К концу второго дня обязательный рисунок закончили практически все. Тиллим же расположился в стороне от остальных практикантов — на полянке среди большой аллеи через дорогу. Там он принялся старательно переносить на бумагу так приглянувшуюся ему причудливую старую яблоню, ствол которой когда-то расщепила молния.
Тиллим едва ли не впервые в жизни испытывал то, что настоящие художники возвышенно называют вдохновением. В лучах палящего солнца скелет, преображенный богатым воображением мальчика, обрастал мифологической плотью, чудесно превращаясь в знаменитую античную скульптурную группу, изображавшую бородатого атлета и юношей вокруг него, пытающихся освободиться от душащих их питонов. Тиллим столько раз видел этот восхищавший его шедевр на репродукциях, но, к сожалению, не знал ни имени автора, ни сюжета изваяния, ни даже его названия, однако он был убежден, что старая яблоня очень напоминает скульптуру и главное — органично вписывается в роскошный, почти греческий ландшафт.
— А я и не догадывался, Папалексиев, что ты такой фантазер. Действительно, в засохшем дереве что-то напоминает Лаокоона, но ведь это еще надо было увидеть!
Тиллим вздрогнул: он и не заметил в пылу творчества, как сзади неслышно подошел преподаватель.
— Да это так, случайно… Понравилась яблоня, хотел ее нарисовать, а вышло… — мальчик застеснялся. — Евгений Александрович, а кто он? Этот Лако…
— Ла-о-ко-он. Мудрый жрец, который предупреждал жителей Трои о коварстве греков. Боги наказали его: послали гигантских морских змей, и герой был удушен вместе с сыновьями. Страшный миф… У Гомера все в деталях описано.
— А я уже читал «Одиссею». — Тиллим не хотел хвастаться, но как-то само собой слетело с языка.
Учитель улыбнулся:
— Похвально. Только это из «Илиады». Рекомендую тоже прочесть.
Он больше не хотел стоять над душой у юного художника, вторгаясь в творческий процесс, и направился было к остальным ученикам, но пытливый мальчик задержал его вопросом:
— Евгений Александрович, а почему греческие боги такие жестокие?
— Так ты еще и философ! Хотя для человека искусства просто необходимо задаваться вечными вопросами, и само творчество — лучший способ их разрешения… Видишь ли, Тиллим, ты неточно формулируешь проблему: не греческие, а языческие боги. Именно так! Думай в этом направлении, и сам когда-нибудь непременно найдешь ясный ответ. Кстати, есть даже такая картина — «Античный ужас»… Ну, дерзай!

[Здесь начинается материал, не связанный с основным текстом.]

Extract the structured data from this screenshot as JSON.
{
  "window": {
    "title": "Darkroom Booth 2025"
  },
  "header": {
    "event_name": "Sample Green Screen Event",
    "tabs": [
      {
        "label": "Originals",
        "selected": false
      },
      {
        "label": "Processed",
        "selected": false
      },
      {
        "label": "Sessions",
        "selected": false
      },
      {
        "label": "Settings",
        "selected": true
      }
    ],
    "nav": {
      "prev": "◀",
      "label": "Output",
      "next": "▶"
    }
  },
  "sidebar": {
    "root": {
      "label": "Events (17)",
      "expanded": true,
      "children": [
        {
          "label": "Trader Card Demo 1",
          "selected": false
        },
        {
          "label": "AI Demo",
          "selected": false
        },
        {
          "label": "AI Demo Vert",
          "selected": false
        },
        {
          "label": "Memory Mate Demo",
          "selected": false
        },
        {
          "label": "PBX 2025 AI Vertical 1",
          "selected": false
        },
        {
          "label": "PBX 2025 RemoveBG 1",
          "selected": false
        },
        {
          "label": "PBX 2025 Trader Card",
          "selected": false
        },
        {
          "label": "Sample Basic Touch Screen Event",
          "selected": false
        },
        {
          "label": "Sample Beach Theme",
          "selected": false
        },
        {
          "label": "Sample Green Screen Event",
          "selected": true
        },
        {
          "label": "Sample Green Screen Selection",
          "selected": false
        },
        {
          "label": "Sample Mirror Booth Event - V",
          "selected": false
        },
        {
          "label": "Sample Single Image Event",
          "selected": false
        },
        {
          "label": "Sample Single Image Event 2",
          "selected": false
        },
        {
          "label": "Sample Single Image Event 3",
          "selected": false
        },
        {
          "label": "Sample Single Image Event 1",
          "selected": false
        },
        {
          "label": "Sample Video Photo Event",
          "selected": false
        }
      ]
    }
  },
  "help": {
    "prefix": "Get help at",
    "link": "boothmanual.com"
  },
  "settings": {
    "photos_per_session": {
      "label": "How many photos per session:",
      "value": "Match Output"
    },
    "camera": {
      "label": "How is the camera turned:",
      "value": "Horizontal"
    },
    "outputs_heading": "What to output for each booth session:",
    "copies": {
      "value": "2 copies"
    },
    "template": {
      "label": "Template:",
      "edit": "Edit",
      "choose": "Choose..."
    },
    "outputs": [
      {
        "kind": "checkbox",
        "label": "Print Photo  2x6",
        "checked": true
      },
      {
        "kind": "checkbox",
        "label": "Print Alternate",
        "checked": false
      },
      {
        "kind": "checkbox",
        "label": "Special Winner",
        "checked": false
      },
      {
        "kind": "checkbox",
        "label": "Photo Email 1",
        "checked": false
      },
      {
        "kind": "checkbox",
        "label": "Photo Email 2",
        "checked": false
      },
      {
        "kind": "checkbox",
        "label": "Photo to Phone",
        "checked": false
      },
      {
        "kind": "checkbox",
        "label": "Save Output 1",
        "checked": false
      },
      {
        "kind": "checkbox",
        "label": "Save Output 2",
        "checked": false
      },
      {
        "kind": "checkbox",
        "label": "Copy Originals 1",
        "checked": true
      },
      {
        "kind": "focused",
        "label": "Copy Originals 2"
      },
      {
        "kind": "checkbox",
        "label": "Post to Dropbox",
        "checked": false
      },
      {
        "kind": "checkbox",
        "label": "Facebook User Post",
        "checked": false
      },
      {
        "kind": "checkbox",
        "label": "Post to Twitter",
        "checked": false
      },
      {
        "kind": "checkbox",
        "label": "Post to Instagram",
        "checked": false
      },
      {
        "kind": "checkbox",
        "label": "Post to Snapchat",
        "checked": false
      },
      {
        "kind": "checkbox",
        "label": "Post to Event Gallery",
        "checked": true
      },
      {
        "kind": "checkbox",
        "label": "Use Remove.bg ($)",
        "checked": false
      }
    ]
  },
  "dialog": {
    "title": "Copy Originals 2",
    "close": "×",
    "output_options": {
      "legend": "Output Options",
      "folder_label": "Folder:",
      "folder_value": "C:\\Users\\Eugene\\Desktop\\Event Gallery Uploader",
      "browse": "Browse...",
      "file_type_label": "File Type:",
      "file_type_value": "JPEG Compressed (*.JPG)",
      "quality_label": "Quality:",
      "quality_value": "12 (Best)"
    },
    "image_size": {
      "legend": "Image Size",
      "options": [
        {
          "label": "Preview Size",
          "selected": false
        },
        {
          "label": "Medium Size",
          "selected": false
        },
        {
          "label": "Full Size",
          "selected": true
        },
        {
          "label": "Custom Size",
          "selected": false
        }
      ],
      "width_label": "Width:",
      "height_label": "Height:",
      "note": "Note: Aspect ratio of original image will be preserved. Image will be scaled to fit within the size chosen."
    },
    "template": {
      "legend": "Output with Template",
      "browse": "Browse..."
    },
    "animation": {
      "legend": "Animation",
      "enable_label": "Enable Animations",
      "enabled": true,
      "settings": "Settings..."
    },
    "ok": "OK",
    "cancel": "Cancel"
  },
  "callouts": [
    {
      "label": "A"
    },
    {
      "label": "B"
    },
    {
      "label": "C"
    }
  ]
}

«„Античный“, кажется, означает „древний“», — вспомнил уроки английского Тиллим, когда опять остался в одиночестве. Он встал со стульчика, в который раз посмотрел со стороны на свою работу, пытаясь понять, чего в ней не хватает для завершенности. Наконец подошел к планшету и жирно заштриховал фон, оставив лишь один резкий зигзагообразный просвет. Получилась зловещая грозовая туча с молнией посередине как символ гнева богов. Мальчику даже стало неуютно: он вдруг почувствовал себя маленьким беззащитным существом наедине с подавляющей своими исполинскими величинами — небом, морем, горами — вечно непостижимой языческой природой, какой-то песчинкой в космосе. Теперь из уединения Тиллиму захотелось к людям, к родителям, но мама с папой были далеко. Осталось только наскоро сложить этюдник и, вырвавшись из объятий древнего ужаса, поспешить в объятия земляков-восьмиклассников.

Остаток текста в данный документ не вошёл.